‘Small Business Week’ Showing Off Big Changes On Main Street

 

Columbia, S.C. (WOLO)– Monday kicked off Small business week in Columbia and local businesses are really booming, especially on Main Street.

Whether you are looking for something sweet, savory, something fun, or for frills, local businesses in Columbia have it all.

“We all do something a little bit different, we bring something new and fun to the table, and that’s what they like to see,” Teri Pringle said, Blue Flour Owner.

“We’re the people that add the uniqueness to a community. We’re the ones that have things you’d only find in Columbia,” Martha Studstill said, owner of Uptown On Main.

Local businesses are the backbone of the economy.
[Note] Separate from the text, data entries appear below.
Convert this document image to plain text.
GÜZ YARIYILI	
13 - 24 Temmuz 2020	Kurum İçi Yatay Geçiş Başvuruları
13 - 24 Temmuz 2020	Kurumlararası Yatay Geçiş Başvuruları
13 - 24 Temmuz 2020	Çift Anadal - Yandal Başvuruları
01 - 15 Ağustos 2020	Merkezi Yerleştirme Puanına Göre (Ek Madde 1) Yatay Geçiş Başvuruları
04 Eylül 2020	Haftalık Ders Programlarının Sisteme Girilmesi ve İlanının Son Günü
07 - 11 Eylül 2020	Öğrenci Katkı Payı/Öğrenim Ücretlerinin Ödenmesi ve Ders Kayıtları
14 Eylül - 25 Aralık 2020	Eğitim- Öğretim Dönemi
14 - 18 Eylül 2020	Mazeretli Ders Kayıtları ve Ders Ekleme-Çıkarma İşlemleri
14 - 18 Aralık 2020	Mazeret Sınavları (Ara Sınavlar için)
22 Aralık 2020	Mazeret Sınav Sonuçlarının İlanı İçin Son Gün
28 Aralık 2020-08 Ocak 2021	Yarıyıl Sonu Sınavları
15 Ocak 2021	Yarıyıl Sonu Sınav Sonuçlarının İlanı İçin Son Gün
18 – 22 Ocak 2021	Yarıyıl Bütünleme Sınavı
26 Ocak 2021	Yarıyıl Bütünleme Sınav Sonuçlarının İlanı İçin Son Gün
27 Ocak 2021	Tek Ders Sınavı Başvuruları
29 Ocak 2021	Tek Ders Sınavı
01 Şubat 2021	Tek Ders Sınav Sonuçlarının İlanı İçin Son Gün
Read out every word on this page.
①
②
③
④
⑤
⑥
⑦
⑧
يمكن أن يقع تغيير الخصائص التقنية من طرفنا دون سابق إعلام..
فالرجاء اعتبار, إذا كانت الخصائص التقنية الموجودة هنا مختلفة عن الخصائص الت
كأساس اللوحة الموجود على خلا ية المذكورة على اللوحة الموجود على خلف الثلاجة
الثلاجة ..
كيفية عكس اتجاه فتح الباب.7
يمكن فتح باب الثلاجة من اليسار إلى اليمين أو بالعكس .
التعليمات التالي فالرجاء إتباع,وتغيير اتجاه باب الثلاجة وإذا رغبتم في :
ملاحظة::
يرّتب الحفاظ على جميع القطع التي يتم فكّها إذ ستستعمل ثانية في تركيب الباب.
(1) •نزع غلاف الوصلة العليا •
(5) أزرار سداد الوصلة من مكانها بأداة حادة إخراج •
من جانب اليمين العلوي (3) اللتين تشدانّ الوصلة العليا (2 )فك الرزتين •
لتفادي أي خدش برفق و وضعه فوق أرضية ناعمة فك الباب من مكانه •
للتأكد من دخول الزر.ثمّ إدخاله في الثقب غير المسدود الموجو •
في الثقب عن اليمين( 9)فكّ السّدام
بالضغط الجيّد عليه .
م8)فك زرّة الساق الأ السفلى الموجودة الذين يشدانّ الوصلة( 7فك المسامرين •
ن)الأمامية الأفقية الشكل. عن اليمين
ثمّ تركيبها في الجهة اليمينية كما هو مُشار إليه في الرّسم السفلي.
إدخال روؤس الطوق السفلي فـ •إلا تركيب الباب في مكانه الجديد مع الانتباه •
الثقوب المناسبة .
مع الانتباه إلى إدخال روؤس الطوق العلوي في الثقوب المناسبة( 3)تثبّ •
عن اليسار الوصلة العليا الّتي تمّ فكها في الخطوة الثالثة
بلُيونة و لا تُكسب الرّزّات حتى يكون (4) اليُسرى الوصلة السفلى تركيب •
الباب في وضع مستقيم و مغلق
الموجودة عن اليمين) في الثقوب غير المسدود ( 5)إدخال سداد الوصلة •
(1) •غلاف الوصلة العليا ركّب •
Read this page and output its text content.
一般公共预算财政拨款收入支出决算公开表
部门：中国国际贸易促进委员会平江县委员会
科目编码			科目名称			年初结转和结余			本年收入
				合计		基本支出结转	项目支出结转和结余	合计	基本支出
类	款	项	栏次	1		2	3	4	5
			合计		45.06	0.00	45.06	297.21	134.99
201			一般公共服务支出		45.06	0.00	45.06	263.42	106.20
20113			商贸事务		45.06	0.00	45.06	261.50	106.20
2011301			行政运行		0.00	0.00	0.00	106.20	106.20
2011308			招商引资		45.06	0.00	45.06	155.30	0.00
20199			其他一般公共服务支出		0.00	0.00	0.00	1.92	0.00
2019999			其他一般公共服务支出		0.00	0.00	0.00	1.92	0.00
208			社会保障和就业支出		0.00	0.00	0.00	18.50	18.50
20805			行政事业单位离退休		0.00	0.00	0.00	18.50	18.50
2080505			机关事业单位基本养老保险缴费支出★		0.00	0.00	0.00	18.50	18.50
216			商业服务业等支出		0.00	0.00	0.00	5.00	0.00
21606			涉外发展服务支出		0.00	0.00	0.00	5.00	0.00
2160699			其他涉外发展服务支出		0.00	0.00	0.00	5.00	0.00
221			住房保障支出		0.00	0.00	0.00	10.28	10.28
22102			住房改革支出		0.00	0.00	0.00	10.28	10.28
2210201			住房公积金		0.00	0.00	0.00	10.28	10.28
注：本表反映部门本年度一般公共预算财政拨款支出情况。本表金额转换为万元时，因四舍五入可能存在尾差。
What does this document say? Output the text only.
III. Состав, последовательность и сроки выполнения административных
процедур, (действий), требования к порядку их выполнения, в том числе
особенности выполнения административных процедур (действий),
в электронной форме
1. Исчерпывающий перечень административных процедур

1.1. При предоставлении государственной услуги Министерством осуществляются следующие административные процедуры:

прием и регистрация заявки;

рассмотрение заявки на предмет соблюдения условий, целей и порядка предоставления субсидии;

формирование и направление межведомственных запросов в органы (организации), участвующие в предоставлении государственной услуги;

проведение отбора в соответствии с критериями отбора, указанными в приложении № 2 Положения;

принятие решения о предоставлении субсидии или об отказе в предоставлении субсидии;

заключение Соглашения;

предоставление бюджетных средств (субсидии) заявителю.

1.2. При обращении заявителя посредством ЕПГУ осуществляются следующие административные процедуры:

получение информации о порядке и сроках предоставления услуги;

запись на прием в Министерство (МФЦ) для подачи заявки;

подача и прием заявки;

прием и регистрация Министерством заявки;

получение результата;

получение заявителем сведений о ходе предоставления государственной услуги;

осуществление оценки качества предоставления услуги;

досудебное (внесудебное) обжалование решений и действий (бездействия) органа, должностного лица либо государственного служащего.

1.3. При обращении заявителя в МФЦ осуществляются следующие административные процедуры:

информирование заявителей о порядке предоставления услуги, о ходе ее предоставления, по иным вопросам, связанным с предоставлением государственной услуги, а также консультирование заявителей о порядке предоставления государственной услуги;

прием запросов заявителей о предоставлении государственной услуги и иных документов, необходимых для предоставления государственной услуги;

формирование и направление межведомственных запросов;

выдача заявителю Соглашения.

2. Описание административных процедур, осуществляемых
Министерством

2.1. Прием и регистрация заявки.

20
According to Uptown store-owner Martha Studstill, for every dollar you spend in a local store, 68 cents gets put back right here in the community. As opposed to national chains, that only return about 32 cents.

“I feel like it’s a big community, just the whole Main street,” Carolina Cook said, of Southern Belle said.

“There’s a lot of great community here. Especially on Mainstreet with the revitalization of everything. People are excited to see something new come into this area,” Rachel Adamiak said, with the new bowling alley The Grand. 

Main Street has had a real face-lift. Studstill said when Uptown moved in almost 10 years ago, the neighborhood was in rough shape, but now, she is thrilled with what is next.

“We’ve watched a lot of positive change on Mainstreet, and we’ve been really glad to be a part of it. But it really has been awesome to see how much Main Street has grown since we’ve been here,” Studstill said. 

“Oh, it’s amazing. We have so many additional restaurants, the bowling alley, there are so many different things for people to see, so they walk the entire 4 or 5 blocks instead of staying on the same block anymore, so it’s nice to see,” Pringle said. 

There are some guaranteed ways to make sure these local businesses stick around, especially since these business owners are your neighbors, friends, and family from just down the street.  

“The best way to support small business is to do business with them. Think local first. Think about shopping in your community first rather than just sitting at your desk,” Studstill said.